Mr Baldwin, 53, who uses crutches, insists he used cannabis to help combat debilitating leg spasms.

He stood for the Legalise Cannabis Alliance in the 2001 general election and has become something of a cause clbre for pro-cannabis campaigners.

The Legalise Cannabis Alliance has called for a government inquiry into how Mr Baldwin is being treated.

Last month he went on hunger strike because he was not convinced his meals were free of animal products. Here is Mr Baldwin's account of the day he was released from - then returned to - closed conditions.

Friday, January 30, 2004:

Got up at 5.30am - finished packing and tidied up the cell. Had a small bowl of cereal for breakfast.

I was taken to reception. My stuff was searched and X-rayed and I was strip-searched. Taken to a holding room with a few other prisoners.

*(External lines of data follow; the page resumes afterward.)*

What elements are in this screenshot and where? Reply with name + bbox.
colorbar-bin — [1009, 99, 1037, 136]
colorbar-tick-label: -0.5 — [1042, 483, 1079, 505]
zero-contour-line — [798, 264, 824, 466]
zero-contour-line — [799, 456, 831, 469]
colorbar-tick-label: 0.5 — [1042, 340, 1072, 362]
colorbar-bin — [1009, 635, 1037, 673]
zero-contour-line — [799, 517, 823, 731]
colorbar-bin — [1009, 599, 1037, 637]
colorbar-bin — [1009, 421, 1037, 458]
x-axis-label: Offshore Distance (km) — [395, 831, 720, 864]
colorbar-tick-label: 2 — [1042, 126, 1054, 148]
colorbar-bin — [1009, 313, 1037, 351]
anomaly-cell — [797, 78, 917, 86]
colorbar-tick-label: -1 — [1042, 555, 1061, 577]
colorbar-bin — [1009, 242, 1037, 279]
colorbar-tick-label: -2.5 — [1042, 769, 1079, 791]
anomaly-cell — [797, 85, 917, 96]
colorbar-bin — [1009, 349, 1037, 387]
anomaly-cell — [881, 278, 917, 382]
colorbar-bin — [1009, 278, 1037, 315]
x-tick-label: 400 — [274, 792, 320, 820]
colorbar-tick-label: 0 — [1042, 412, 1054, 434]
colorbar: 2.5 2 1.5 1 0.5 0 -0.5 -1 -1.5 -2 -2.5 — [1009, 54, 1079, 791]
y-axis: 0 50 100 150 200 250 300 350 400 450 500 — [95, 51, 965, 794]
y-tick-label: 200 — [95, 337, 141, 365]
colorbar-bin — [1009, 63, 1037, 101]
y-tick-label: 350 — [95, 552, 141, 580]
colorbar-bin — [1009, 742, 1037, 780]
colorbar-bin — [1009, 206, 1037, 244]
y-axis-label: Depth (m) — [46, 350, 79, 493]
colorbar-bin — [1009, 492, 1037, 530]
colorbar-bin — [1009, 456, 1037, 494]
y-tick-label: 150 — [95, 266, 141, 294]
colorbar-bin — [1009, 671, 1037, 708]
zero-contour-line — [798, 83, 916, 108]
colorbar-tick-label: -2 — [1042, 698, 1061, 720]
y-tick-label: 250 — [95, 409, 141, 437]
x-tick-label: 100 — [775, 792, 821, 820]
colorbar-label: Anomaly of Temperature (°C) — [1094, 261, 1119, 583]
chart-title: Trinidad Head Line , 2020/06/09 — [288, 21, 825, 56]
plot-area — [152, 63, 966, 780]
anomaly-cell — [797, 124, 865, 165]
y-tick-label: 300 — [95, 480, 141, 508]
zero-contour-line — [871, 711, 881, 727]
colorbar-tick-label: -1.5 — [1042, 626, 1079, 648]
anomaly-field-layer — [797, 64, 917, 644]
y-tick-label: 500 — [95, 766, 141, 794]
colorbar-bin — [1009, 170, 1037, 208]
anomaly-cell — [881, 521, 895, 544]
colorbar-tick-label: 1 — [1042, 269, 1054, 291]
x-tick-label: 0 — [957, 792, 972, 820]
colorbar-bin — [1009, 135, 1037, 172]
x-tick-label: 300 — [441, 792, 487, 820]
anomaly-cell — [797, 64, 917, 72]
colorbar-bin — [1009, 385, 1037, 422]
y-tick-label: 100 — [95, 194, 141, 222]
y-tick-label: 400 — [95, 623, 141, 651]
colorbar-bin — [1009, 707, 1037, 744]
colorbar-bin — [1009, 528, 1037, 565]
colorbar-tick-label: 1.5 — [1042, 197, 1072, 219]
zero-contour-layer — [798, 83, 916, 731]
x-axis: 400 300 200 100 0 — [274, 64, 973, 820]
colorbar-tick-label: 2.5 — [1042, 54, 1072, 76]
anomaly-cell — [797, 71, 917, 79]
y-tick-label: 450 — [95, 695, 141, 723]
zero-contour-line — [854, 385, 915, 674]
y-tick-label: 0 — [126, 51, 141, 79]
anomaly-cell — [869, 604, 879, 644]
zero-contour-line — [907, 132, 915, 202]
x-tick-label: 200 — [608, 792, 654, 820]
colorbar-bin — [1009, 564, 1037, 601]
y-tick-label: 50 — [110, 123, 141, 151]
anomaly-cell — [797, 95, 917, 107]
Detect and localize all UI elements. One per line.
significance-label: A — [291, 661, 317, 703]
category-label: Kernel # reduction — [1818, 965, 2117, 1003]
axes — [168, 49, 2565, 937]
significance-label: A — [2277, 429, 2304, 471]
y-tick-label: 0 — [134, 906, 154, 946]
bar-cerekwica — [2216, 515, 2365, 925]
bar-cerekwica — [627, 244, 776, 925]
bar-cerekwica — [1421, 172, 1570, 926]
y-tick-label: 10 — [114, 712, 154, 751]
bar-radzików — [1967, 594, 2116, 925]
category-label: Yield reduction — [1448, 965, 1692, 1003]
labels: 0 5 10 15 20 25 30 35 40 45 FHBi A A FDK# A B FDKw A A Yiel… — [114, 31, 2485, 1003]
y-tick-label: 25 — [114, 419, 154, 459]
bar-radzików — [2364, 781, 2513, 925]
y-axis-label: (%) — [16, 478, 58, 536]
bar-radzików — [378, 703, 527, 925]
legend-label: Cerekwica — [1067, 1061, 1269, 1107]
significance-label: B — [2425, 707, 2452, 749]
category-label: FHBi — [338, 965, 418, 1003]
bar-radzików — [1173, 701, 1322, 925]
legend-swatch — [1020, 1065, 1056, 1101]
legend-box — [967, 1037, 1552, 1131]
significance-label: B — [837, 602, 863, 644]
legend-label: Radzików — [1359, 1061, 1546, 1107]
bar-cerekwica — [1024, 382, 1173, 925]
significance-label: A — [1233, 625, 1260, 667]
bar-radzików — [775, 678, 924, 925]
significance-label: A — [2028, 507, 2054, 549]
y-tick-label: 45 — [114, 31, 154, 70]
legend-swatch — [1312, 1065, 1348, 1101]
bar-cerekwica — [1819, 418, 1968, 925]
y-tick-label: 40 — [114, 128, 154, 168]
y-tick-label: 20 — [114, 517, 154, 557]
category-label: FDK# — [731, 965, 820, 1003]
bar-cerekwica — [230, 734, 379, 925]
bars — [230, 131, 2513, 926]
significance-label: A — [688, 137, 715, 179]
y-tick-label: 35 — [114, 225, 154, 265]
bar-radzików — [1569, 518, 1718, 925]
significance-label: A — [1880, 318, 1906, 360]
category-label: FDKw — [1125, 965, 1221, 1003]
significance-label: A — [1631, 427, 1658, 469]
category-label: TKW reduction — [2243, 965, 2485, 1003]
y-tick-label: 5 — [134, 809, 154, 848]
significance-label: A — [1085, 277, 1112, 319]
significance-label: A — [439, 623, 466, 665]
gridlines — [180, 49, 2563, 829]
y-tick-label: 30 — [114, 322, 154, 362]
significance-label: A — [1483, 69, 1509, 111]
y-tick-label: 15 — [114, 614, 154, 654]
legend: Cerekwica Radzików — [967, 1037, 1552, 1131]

Put into a "sweat box" van, a small locked box-type area about the size of a cupboard with no room to move.

We set off but had to pick up two more prisoners. I was offered a non-vegan sandwich I could not eat, then given crisps. The journey took more than two hours. When we arrived I was so stiff I could hardly move.

Taken into Ford reception and waited for ages with lots of other prisoners. My stuff was searched again. I had separated my clean clothes from my dirty clothes in two plastic bags. They tipped the whole lot out and threw them back into one bag.

Strip-searched again and put into prison clothes so thin I was freezing. Told I couldn't have my radio/CD player back until next Wednesday.

The trip to our rooms was quite a long walk and the ground was slippery so I asked for a wheelchair.

Eventually one was found and I was taken to the health check-in centre.

Next I was told they didn't have a disabled cell for me and I would have to double up with another prisoner.

There was no toilet. I would have to walk about 20 yards to use the loo.

At this point I started shouting and told them it wasn't right that they were treating me this way.

I refused to go to the cell. They put me in a waiting room. I broke down. A nice orderly - a prisoner - brought me some toast and herbal tea. Eventually I was told I would have to return to High Down.

I complained that another journey in a sweat box was out of the question so they agreed to take me by taxi, accompanied by a guard, who was very nice to me.

I arrived back at High Down at about 7pm. Again my stuff was searched and so was I.

I was informed my cell was now occupied so I was put back on the healthcare wing.

I got my stereo back but no socket to plug it in and no TV.

The cell is freezing. I only have two blankets so I will have to sleep in my clothes.

It's now 11pm and I feel totally alone and demoralised.

Tomorrow I will be moved to another cell - hopefully - but I don't know where I will be put and the prospect is frightening.

I feel as though I am being punished because I am disabled. In just over three weeks, I will probably be eligible for release on a tag. So why bother to move me? My day has been a nightmare.

I have been subjected to brutal and sadistic treatment - all in the name of "justice".